Burundi : Ban Ki-moon s'inquiète de « l'insistance » des autorités à maintenir la date des élections

28 juin 2015

Le Secrétaire général des Nations Unions, Ban Ki-moon, s'est déclaré dimanche préoccupé par « l'insistance » du gouvernement du Burundi à maintenir la date des élections au 29 juin 2015, en dépit de l'environnement politique et sécuritaire qui prévaut actuellement dans le pays.

« Le groupe international de facilitation internationale à Bujumbura a travaillé dur pour aider les parties burundaises à parvenir à un consensus sur la voie à suivre en vue de la tenue d'élections libres, justes, inclusives et pacifiques », a déclaré M. Ban dans un communiqué de presse rendu public par son porte-parole.
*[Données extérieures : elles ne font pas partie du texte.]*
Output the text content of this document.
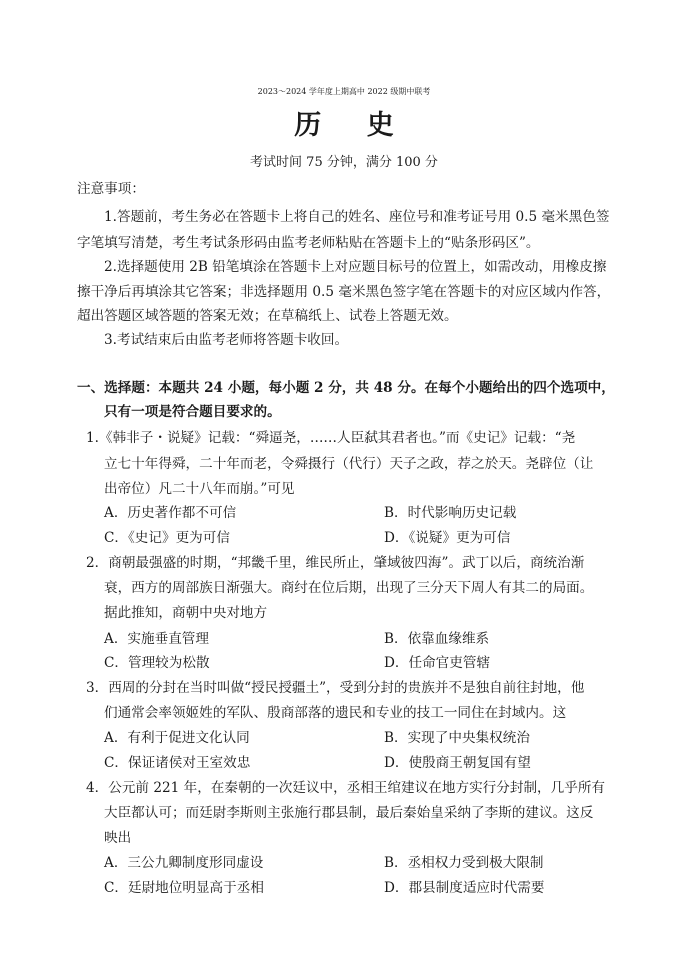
2023～2024 学年度上期高中 2022 级期中联考
历 史
考试时间 75 分钟，满分 100 分
注意事项：
1.答题前，考生务必在答题卡上将自己的姓名、座位号和准考证号用 0.5 毫米黑色签
字笔填写清楚，考生考试条形码由监考老师粘贴在答题卡上的“贴条形码区”。
2.选择题使用 2B 铅笔填涂在答题卡上对应题目标号的位置上，如需改动，用橡皮擦
擦干净后再填涂其它答案；非选择题用 0.5 毫米黑色签字笔在答题卡的对应区域内作答，
超出答题区域答题的答案无效；在草稿纸上、试卷上答题无效。
3.考试结束后由监考老师将答题卡收回。
一、选择题：本题共 24 小题，每小题 2 分，共 48 分。在每个小题给出的四个选项中，
只有一项是符合题目要求的。
1.《韩非子・说疑》记载：“舜逼尧，……人臣弑其君者也。”而《史记》记载：“尧
立七十年得舜，二十年而老，令舜摄行（代行）天子之政，荐之於天。尧辟位（让
出帝位）凡二十八年而崩。”可见
A．历史著作都不可信	B．时代影响历史记载
C．《史记》更为可信	D．《说疑》更为可信
2．商朝最强盛的时期，“邦畿千里，维民所止，肇域彼四海”。武丁以后，商统治渐
衰，西方的周部族日渐强大。商纣在位后期，出现了三分天下周人有其二的局面。
据此推知，商朝中央对地方
A．实施垂直管理	B．依靠血缘维系
C．管理较为松散	D．任命官吏管辖
3．西周的分封在当时叫做“授民授疆土”，受到分封的贵族并不是独自前往封地，他
们通常会率领姬姓的军队、殷商部落的遗民和专业的技工一同住在封域内。这
A．有利于促进文化认同	B．实现了中央集权统治
C．保证诸侯对王室效忠	D．使殷商王朝复国有望
4．公元前 221 年，在秦朝的一次廷议中，丞相王绾建议在地方实行分封制，几乎所有
大臣都认可；而廷尉李斯则主张施行郡县制，最后秦始皇采纳了李斯的建议。这反
映出
A．三公九卿制度形同虚设	B．丞相权力受到极大限制
C．廷尉地位明显高于丞相	D．郡县制度适应时代需要
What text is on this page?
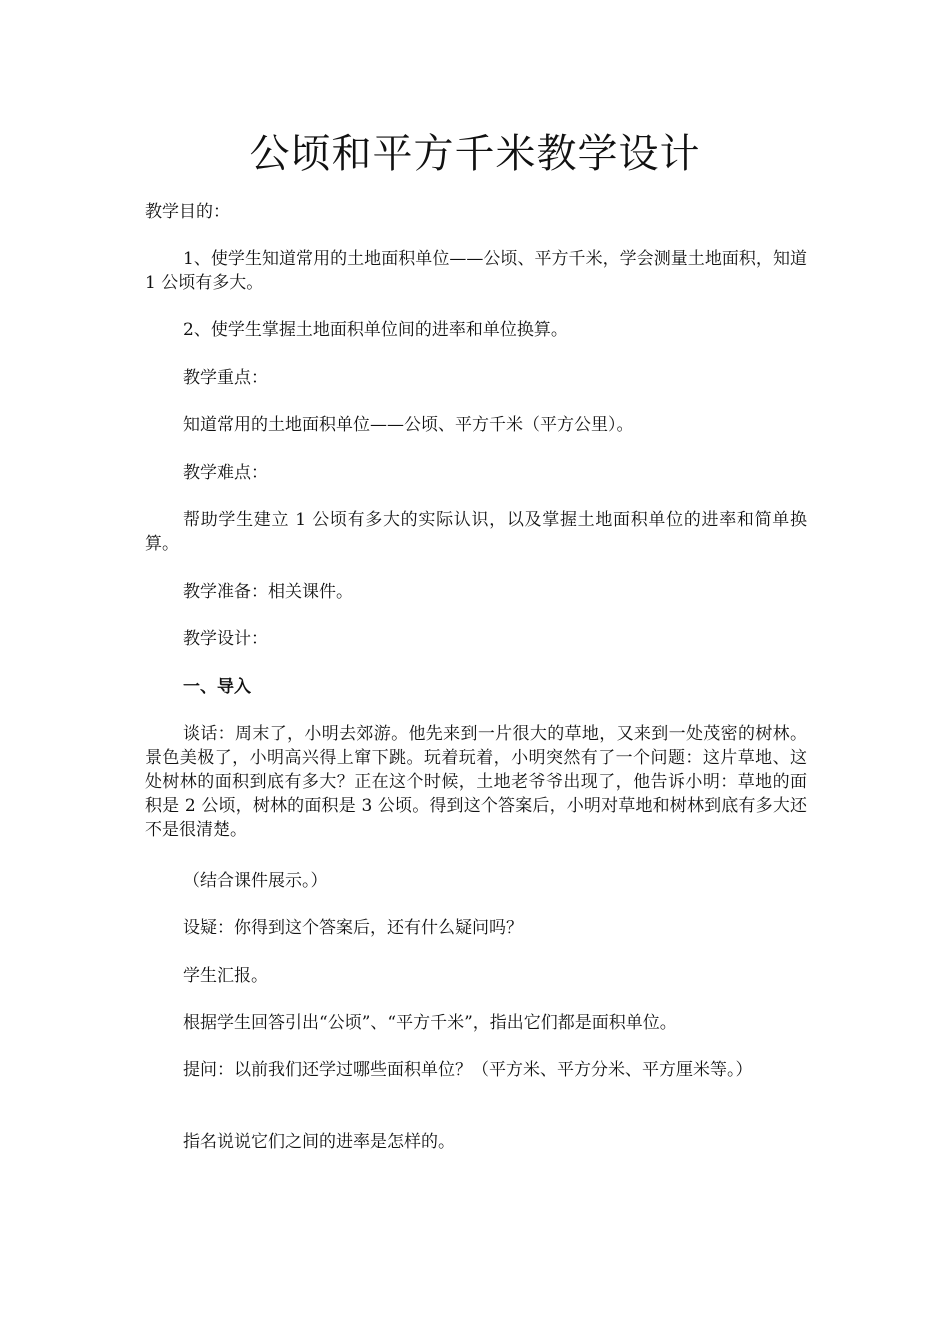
公顷和平方千米教学设计

教学目的：

1、使学生知道常用的土地面积单位——公顷、平方千米，学会测量土地面积，知道 1 公顷有多大。

2、使学生掌握土地面积单位间的进率和单位换算。

教学重点：

知道常用的土地面积单位——公顷、平方千米（平方公里）。

教学难点：

帮助学生建立 1 公顷有多大的实际认识，以及掌握土地面积单位的进率和简单换算。

教学准备：相关课件。

教学设计：

一、导入

谈话：周末了，小明去郊游。他先来到一片很大的草地，又来到一处茂密的树林。景色美极了，小明高兴得上窜下跳。玩着玩着，小明突然有了一个问题：这片草地、这处树林的面积到底有多大？正在这个时候，土地老爷爷出现了，他告诉小明：草地的面积是 2 公顷，树林的面积是 3 公顷。得到这个答案后，小明对草地和树林到底有多大还不是很清楚。

（结合课件展示。）

设疑：你得到这个答案后，还有什么疑问吗？

学生汇报。

根据学生回答引出“公顷”、“平方千米”，指出它们都是面积单位。

提问：以前我们还学过哪些面积单位？（平方米、平方分米、平方厘米等。）

指名说说它们之间的进率是怎样的。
Dans ces conditions, le chef de l'ONU a déploré l'intransigeance des parties, qui a causé l'échec de « ces efforts significatifs ».

Le Secrétaire général a rappelé que le Conseil de sécurité de l'ONU a mandaté la Mission d'observation des Nations Unies au Burundi (MENUB) dans le but d'observer la conduite des élections.

« Dans l'accomplissement de son mandat, la MENUB continuera à travailler de façon professionnelle et impartiale, conformément à législation nationale en vigueur en matière électorale et aux instruments internationaux, principes et règles d'observation des élections », a poursuivi M. Ban.

Le Secrétaire général a également rappelé qu'il incombait au gouvernement du Burundi de faire en sorte que les élections se déroulent dans un environnement sûr et de garantir la sécurité des observateurs de l'ONU, afin que ces derniers puissent exercer leur mandat « à l'abri de toute intimidation ou harcèlement ».

M. Ban a de nouveau appelé tous les dirigeants politiques burundais à prendre en compte l'intérêt général de la population du pays et à résoudre les problèmes politiques par le dialogue, dans le but de préserver la paix et de renforcer la réconciliation nationale.

Le Secrétaire général a condamné les attaques récentes survenues dans le pays et a appelé tous les Burundais à s'abstenir de se livrer à des actes de violence, en vertu de la Charte de la non-violence acceptée par toutes les parties.

Le Burundi est en proie à une vague d'agitation depuis le 26 avril, date à laquelle le parti au pouvoir, le Conseil national pour la défense de la démocratie–forces pour la défense de la démocratie (CNDD-FDD), a décidé d'investir le Président Pierre Nkurunziza comme candidat à l'élection présidentielle qui aura lieu dans le pays le 29 juin prochain.

L'opposition burundaise, estimant qu'une troisième candidature du Président sortant est anticonstitutionnelle, a appelé à manifester contre cette nomination, provoquant une vague de violence et de répression de la part des autorités contre les manifestants.